En los años sombríos que siguieron después de que se topara con Callan Perelson y con el joven estudiante en las calles de Ossenfud, Pamarchon recordaba a menudo ese día, en la práctica la última vez que se sintió a salvo y libre de preocupaciones. En el plazo de tres meses se convirtió en un fugitivo, al que perseguían por el asesinato de su propio tío.
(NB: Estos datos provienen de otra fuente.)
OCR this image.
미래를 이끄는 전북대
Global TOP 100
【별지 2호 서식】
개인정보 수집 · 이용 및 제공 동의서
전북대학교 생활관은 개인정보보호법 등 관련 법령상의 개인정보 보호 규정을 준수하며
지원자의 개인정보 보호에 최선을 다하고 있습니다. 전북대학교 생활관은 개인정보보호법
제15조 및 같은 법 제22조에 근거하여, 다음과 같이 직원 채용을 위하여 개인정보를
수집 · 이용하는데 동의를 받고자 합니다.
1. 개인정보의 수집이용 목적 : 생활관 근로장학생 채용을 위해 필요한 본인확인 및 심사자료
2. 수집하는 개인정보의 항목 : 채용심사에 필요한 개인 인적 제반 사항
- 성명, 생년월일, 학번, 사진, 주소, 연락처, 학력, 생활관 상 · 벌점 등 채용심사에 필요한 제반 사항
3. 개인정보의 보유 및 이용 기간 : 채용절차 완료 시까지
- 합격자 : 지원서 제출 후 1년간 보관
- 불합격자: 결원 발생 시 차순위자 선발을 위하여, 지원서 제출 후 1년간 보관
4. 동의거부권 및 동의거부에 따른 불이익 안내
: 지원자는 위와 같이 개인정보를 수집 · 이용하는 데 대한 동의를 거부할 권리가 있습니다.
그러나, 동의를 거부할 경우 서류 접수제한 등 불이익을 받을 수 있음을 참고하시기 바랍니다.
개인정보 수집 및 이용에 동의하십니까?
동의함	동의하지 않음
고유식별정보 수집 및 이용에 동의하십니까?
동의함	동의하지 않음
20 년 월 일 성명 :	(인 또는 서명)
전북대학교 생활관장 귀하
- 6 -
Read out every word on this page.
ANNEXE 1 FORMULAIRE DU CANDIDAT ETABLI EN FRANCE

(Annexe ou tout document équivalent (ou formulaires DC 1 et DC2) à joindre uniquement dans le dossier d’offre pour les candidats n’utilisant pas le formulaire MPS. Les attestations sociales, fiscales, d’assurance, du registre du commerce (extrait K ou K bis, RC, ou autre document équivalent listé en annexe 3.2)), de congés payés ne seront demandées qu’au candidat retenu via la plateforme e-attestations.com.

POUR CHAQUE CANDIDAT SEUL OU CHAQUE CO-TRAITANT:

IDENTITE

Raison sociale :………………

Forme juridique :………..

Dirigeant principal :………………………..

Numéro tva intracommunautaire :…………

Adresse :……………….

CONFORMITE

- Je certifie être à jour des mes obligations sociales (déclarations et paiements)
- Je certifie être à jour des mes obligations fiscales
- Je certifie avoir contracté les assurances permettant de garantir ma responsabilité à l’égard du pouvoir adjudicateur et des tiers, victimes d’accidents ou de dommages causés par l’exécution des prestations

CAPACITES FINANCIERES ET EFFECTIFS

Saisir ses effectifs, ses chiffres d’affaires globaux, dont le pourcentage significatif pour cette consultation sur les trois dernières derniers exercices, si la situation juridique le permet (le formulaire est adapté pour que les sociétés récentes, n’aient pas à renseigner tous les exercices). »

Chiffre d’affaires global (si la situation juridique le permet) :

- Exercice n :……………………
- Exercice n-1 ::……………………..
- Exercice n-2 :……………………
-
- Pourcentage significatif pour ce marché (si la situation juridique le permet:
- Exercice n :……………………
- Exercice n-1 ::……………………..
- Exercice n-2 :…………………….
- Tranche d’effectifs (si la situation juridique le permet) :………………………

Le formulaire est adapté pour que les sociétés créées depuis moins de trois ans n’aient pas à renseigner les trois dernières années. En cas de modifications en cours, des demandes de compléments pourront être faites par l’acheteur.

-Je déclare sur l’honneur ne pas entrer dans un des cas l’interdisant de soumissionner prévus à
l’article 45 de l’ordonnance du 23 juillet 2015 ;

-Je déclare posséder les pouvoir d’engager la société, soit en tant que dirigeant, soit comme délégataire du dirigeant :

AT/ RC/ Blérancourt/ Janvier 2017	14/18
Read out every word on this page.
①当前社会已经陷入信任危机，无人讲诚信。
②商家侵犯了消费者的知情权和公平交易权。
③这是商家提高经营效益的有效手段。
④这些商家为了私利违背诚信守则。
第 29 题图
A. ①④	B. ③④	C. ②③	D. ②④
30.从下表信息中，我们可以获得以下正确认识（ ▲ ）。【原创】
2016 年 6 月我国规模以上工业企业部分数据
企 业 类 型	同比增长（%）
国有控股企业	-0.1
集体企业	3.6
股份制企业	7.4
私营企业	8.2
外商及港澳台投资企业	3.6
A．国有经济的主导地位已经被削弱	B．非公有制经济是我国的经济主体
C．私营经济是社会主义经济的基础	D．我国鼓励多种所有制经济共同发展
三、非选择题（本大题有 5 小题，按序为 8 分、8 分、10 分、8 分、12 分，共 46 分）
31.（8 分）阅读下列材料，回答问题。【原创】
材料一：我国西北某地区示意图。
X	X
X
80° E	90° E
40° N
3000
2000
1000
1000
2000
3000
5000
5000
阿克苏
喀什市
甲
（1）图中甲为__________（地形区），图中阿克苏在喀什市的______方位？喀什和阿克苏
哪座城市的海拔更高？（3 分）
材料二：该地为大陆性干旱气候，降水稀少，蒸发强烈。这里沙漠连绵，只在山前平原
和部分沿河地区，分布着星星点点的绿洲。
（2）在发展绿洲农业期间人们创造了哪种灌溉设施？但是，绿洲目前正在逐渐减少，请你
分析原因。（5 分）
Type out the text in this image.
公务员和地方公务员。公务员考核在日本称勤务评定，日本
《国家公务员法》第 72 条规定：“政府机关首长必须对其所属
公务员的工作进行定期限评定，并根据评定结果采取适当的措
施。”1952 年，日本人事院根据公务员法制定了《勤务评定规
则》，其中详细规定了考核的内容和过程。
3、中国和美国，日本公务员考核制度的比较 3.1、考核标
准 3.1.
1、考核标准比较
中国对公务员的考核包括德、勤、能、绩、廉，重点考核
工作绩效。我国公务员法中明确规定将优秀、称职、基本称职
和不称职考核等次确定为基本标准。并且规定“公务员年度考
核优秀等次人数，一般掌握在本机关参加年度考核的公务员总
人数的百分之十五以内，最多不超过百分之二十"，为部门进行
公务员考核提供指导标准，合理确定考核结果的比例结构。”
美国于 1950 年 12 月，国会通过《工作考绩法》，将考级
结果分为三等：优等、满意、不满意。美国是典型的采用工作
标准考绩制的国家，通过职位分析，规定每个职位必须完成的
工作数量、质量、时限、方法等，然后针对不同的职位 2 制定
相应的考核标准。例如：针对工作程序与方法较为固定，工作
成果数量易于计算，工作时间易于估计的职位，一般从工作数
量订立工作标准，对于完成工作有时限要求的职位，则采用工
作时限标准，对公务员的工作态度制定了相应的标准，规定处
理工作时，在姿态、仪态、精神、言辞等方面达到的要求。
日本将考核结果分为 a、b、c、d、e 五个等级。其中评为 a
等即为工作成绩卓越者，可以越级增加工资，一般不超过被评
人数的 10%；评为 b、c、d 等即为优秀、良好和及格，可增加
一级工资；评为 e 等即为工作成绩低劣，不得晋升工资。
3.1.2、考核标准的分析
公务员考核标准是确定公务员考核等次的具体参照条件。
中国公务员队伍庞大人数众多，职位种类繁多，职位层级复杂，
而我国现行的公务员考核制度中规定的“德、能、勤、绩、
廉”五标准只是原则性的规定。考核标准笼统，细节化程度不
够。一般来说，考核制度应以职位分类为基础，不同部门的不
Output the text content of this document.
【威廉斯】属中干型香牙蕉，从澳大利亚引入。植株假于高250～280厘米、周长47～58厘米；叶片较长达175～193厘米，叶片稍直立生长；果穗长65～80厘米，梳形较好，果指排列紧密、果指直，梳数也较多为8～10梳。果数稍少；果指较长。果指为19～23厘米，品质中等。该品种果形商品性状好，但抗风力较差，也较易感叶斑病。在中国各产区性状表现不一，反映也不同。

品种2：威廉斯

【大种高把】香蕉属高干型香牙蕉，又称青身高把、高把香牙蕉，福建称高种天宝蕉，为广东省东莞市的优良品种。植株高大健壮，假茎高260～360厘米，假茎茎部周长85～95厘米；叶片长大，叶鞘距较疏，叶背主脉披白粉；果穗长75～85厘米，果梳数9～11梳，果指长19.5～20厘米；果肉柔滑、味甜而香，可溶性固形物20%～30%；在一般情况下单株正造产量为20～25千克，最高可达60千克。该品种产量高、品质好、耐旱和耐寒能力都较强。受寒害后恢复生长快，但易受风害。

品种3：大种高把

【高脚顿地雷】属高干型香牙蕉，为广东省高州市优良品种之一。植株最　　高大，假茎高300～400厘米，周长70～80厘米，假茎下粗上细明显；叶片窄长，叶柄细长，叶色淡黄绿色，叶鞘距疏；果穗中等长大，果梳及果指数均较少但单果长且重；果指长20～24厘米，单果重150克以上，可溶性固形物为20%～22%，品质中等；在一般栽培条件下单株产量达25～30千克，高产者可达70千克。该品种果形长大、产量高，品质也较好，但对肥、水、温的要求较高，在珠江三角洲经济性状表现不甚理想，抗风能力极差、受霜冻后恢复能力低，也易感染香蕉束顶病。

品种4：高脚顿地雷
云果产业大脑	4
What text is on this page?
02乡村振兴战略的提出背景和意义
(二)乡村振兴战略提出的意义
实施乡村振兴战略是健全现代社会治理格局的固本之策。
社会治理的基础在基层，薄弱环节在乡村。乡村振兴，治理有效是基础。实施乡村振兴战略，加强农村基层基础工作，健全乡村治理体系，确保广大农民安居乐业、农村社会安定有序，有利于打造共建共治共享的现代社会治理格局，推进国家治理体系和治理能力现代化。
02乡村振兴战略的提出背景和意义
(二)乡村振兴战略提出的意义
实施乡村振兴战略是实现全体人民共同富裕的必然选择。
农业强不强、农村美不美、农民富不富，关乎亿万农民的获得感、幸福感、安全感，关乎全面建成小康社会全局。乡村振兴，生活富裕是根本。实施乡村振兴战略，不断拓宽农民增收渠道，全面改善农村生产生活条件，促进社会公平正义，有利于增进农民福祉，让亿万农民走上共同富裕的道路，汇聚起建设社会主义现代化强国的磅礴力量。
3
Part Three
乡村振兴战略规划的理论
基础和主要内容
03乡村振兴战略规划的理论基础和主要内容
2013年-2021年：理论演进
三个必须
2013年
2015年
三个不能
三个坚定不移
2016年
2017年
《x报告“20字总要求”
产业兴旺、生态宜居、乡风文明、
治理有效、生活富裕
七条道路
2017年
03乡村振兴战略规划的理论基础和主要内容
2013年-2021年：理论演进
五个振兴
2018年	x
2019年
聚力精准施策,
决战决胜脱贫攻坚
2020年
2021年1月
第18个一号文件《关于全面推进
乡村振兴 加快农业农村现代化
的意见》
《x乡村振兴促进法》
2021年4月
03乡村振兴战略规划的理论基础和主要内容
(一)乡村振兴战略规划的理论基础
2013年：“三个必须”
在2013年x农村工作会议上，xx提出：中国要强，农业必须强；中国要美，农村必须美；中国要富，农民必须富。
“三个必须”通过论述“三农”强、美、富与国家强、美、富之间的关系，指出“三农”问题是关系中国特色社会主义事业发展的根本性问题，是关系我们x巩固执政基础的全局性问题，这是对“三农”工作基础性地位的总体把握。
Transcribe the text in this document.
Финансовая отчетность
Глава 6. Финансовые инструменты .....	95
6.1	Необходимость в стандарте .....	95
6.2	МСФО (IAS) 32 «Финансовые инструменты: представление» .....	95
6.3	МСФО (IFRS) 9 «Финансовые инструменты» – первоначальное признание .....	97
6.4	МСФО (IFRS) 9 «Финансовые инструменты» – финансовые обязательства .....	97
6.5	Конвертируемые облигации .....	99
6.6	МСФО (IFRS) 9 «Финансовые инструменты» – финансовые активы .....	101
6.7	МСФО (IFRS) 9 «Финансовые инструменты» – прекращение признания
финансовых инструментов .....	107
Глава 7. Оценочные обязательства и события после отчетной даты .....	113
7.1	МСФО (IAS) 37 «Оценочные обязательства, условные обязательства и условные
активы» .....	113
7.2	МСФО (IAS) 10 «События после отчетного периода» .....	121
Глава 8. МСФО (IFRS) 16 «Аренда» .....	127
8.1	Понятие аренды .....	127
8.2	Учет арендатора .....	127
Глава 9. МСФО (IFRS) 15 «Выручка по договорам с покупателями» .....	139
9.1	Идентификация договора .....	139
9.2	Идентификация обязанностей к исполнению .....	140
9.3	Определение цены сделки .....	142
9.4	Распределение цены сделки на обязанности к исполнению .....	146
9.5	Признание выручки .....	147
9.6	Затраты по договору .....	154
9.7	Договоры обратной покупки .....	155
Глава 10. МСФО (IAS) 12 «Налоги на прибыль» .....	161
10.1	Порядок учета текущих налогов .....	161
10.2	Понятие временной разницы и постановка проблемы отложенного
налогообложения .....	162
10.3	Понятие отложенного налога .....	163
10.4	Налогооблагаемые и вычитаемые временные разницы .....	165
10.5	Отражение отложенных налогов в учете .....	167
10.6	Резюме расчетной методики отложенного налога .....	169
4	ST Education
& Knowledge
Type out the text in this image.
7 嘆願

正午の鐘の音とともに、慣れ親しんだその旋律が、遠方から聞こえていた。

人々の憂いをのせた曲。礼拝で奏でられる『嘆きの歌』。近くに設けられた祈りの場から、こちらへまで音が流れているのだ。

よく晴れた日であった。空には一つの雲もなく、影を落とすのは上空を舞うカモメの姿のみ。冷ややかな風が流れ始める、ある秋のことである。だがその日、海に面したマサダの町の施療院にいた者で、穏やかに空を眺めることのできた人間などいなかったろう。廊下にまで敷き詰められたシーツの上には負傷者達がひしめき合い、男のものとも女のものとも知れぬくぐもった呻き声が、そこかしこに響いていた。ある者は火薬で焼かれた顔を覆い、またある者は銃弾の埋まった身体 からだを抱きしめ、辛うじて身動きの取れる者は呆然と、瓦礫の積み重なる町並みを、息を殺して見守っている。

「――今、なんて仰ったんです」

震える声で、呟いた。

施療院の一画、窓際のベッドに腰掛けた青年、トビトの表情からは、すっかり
De un motivo de orgullo, su nombre pasó a ser una sentencia de muerte, y no tuvo más remedio que transformarse en un nómada, una persona sin nombre. Viajó buscando la seguridad, y la encontró, pero nunca halló la paz. Su caída era una carga pesada. Poco a poco, otros proscritos, hombres y mujeres con motivos para quejarse o aquellos que no podían establecerse, fueron uniéndose a él. En todas las sociedades hay injusticias y personas que no aceptan esas injusticias. De modo que alrededor de Pamarchon se reunieron los hombres que se habían visto obligados a delinquir, los jóvenes y los exaltados, los osados y los aventureros, las mujeres que ansiaban algo distinto, aunque rara vez sabían qué.

No podían vivir entre otros hombres, de manera que se desplazaban en grupos y habitaban en los bosques, ocupando parte de la vasta desolación que cubría el paisaje. Eran pocos los que les prestaban atención, y los que lo hacían no podían encontrarlos. Muchos no querían seguir escondiéndose y teniendo miedo, o se veían forzados a desplazarse cada cierto tiempo. Otros deseaban estar siempre en movimiento.

Pamarchon se convirtió en su líder porque entendía todas las posturas y simpatizaba con ellas, aunque se planteaba cuánto más podría durar ese precario estado. Él podía dirimir sus discusiones, convencerlos de que permanecieran unidos y de que aprendieran a ayudarse mutuamente. Confiaban en él, y él también acabó confiando en ellos. En esas personas descubrió una camaradería que no había sentido nunca en sus días de riqueza y desahogo. Al final su deambular los devolvió casi al punto en el que se había iniciado su largo viaje, al lugar de su caída. Se instalaron en los bosques del sur de Willdon, donde levantaron el campamento, despejaron zonas, dispusieron las áreas destinadas a cocinar, enviaron a exploradores a montar vigilancia y a cazadores a buscar comida. Luego, como era su costumbre, se escondieron entre los árboles y esperaron a ver si alguien se había percatado de su llegada. No llegó nadie. Era como si no estuviesen allí. Empezaron a relajarse y a vivir de nuevo su vida.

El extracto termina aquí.